On November 21, 2024, WMATA approved its Better Bus Redesign Network.

Beginning on June 29, 2025, the U5 was combined with the M6, operating the U5 route between Minnesota Avenue station and Marshall Heights, then operates along Texas Avenue, Ridge Road and Southern Avenue before reaching the M6 route along Southern Avenue. It then follows the M6 route to Potomac Avenue station via Pennsylvania Avenue SE. The line was renamed into the C37. The U6 routing in Fort Dupont was replaced by a rerouted U7 (renamed into the C35).

==Incidents==
- On November 13, 2011, at around 6:30 AM, a man was shot twice on a U6 bus along 37th Street and Ridge Road. The victim was taken to a local hospital.

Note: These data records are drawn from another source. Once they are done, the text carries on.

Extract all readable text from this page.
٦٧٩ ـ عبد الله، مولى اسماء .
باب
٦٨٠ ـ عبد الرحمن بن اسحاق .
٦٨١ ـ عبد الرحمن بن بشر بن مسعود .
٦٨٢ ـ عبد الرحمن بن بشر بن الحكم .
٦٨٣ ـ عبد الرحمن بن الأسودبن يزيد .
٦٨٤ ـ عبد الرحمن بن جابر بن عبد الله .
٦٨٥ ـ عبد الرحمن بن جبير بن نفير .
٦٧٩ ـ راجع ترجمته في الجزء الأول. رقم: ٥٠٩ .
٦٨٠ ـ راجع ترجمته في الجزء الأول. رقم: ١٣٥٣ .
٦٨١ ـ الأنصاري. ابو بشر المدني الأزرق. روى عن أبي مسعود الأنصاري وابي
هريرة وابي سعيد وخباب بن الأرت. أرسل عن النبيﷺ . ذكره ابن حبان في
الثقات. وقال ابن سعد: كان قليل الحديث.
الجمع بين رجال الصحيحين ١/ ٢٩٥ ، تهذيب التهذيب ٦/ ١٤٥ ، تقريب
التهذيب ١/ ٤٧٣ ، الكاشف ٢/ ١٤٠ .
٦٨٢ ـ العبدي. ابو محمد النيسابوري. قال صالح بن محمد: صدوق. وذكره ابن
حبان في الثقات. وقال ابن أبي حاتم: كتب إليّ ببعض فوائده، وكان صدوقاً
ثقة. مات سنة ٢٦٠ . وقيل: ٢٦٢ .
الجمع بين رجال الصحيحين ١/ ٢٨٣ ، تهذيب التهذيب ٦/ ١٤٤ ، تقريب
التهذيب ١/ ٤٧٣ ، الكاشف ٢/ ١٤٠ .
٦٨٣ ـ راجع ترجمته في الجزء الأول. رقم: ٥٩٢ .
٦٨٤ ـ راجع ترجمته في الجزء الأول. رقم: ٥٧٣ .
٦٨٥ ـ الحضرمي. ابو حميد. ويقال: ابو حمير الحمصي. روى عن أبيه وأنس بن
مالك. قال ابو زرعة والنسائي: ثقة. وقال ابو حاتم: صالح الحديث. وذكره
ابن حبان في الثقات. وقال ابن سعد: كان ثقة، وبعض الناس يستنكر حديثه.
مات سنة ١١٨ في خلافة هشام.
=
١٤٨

- On May 3, 2016, 30-year-old Keith James Loving hijacked a U6 bus along Minnesota and Nannie Helen Burroughs Avenues with needle nose pliers and drove the bus into a gas station parking lot killing 40-year-old Anthony Payne. Police later apprehend Loving and was later arrested and charged with murder. The U6 driver suffered minor back injuries while no passengers were injured. Keith Loving was later sentenced to 21 years in jail.